Les économistes atterrés – 14/10/13 – Henri Sterdyniak – Directeur du Département Economie de la Mondialisation de l’OFCE (Observatoire français des conjonctures économiques)
Allons la messe est dite… Les médias le proclament tous. C’est à sa capacité de réduire les dépenses publiques que sera jugé le gouvernement. Le ministre du Budget Bernard Cazeneuve le revendique :
« Je veux être le ministre des économies, pas celui des impôts. »François Hollande le disait le 13 novembre 2012 :
« La dépense publique atteint aujourd’hui 57% de la richesse nationale. C’était 52% il y a cinq ans.

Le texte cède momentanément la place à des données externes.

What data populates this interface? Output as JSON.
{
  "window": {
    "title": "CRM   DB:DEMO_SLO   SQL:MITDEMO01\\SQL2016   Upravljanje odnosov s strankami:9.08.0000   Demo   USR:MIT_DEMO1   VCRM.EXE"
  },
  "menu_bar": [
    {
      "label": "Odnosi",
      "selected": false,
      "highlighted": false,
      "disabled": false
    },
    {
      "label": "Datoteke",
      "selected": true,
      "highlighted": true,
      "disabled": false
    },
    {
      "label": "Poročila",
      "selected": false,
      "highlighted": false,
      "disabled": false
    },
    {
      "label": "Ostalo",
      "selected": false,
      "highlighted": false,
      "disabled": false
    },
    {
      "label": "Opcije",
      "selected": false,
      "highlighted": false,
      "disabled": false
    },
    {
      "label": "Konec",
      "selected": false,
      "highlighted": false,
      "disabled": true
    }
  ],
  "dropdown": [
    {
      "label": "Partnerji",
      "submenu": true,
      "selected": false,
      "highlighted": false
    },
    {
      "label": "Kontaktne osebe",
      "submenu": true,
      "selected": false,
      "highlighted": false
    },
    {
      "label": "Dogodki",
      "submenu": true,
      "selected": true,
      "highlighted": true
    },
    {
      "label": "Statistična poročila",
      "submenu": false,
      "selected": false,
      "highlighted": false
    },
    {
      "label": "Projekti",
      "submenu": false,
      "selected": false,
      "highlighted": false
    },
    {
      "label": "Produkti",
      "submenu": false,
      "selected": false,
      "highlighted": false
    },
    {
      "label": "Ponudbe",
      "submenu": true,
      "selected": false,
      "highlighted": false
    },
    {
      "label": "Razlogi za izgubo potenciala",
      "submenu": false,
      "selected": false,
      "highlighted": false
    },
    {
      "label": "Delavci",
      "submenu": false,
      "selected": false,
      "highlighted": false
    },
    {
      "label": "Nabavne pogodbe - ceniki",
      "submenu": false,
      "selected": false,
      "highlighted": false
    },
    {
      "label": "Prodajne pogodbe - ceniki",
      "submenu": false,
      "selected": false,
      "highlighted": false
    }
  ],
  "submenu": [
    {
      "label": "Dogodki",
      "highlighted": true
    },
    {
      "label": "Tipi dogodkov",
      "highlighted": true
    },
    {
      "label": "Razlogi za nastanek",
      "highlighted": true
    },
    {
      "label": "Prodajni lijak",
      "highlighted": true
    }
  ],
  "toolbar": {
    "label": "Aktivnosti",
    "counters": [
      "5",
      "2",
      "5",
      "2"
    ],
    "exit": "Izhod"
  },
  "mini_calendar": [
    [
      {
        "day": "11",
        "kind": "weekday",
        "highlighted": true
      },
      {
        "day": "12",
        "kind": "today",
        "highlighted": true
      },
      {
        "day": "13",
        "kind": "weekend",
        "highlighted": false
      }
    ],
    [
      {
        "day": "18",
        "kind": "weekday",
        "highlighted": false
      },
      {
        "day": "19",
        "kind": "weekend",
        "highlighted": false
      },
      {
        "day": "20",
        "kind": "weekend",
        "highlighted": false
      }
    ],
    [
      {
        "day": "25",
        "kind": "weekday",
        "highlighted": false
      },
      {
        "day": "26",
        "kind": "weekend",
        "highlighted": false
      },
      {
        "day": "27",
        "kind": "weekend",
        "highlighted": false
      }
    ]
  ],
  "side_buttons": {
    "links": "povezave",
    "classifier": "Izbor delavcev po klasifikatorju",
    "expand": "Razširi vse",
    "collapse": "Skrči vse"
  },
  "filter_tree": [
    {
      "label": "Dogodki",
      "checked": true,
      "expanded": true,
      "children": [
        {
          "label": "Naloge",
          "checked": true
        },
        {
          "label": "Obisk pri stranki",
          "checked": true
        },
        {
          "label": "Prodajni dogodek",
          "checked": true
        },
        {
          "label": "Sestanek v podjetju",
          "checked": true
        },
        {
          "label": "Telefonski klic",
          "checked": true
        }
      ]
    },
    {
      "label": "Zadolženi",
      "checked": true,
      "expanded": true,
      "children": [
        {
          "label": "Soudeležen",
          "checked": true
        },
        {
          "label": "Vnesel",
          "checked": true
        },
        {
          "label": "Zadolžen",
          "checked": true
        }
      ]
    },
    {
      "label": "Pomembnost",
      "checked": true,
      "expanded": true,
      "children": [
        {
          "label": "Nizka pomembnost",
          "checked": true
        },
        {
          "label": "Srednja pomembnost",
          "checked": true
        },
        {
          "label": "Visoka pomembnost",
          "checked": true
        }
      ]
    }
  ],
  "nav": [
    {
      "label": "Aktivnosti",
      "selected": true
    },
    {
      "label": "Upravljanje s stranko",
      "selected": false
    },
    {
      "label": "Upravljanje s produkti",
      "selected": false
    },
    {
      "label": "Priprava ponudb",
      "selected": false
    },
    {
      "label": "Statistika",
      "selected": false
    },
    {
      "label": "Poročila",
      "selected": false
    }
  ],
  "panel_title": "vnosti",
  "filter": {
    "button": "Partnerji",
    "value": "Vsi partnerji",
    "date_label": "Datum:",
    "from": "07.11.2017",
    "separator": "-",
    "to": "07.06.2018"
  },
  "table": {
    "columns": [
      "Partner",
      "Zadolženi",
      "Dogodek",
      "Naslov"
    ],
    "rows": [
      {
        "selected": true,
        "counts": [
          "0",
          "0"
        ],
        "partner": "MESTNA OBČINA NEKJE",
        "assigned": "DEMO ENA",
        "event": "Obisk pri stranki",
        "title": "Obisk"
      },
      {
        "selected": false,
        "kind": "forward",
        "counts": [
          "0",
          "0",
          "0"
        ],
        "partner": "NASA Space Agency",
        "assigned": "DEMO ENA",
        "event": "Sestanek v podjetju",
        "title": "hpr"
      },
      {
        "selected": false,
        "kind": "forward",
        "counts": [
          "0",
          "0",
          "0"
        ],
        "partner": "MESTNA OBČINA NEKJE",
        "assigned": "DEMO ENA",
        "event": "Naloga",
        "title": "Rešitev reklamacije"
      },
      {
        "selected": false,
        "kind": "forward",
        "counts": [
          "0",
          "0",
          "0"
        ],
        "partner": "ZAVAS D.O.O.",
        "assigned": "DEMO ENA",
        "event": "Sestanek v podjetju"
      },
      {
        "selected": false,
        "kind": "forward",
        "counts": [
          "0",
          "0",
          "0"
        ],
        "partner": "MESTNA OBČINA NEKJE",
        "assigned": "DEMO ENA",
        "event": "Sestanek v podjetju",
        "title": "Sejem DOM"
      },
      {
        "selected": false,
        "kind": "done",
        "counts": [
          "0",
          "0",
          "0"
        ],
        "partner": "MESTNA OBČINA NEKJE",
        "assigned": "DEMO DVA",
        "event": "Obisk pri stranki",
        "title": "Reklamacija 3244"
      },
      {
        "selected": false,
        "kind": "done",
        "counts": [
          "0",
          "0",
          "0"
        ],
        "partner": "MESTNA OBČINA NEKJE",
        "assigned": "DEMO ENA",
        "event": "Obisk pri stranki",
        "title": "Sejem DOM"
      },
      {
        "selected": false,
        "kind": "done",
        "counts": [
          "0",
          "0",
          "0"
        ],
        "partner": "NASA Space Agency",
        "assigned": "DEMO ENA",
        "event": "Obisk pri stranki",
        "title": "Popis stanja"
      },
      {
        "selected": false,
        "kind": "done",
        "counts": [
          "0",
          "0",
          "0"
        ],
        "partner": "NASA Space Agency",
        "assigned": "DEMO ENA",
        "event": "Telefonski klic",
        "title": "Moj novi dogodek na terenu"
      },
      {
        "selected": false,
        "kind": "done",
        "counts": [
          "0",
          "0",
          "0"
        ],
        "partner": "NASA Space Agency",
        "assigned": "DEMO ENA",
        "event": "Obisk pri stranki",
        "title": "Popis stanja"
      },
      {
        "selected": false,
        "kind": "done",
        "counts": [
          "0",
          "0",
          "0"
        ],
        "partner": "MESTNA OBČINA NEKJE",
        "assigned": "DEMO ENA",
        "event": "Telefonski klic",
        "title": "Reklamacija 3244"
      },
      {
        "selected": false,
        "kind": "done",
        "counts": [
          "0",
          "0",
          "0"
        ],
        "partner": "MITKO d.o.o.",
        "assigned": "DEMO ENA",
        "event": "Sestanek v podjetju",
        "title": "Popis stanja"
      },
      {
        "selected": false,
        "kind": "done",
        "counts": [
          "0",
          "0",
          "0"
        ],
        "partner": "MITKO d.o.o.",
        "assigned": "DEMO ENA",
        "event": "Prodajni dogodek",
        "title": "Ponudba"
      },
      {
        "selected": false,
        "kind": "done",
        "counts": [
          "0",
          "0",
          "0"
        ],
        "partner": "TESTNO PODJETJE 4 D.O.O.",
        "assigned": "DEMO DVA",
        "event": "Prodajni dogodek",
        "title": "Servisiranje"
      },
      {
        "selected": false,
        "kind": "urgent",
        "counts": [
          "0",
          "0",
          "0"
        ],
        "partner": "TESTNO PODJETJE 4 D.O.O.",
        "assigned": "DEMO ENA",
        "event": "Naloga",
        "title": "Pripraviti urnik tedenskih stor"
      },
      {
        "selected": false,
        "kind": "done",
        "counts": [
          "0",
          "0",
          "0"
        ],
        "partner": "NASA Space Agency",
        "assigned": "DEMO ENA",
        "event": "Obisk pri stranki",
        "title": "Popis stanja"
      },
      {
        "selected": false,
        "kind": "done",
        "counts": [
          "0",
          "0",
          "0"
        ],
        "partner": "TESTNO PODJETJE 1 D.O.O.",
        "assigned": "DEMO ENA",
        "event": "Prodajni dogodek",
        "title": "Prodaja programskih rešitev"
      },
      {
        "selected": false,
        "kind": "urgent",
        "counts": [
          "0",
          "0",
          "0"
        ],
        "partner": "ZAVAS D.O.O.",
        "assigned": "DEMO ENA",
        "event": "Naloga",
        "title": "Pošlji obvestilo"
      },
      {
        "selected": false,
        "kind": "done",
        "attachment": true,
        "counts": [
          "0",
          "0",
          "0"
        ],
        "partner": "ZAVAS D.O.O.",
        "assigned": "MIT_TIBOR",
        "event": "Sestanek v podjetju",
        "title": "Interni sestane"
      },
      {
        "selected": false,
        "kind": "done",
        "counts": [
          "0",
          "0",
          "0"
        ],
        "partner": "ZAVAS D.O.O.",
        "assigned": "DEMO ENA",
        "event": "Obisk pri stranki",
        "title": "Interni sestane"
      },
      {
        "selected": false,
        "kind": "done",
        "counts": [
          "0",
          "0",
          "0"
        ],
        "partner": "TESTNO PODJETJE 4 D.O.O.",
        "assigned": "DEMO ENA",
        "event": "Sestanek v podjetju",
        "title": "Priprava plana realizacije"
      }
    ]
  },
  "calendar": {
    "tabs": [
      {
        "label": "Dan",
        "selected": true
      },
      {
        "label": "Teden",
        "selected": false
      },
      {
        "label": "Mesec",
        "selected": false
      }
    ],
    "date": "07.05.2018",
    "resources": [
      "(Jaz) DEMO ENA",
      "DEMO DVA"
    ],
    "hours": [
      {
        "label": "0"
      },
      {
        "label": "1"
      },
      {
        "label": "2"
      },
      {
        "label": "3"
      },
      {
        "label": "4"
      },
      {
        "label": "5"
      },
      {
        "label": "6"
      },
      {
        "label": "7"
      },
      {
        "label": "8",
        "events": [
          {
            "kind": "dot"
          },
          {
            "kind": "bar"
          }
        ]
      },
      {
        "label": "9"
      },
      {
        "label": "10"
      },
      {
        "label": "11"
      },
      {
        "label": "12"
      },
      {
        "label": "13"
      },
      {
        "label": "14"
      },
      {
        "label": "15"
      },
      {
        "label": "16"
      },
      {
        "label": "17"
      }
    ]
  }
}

Est-ce que l’on vit mieux pour autant ? Non ! »La France n’est-elle pas le deuxième pays du monde (après le Danemark) pour le niveau des dépenses publiques ? Réduisons-les, et nous serons sauvés !Pourtant, cette politique présentée comme salvatrice, les gouvernements, celui de François Fillon et celui de Jean-Marc Ayrault, ne l’engagent qu’à petites doses. Manque de courage ? Et si la baisse des dépenses publiques était une stratégie illusoire ?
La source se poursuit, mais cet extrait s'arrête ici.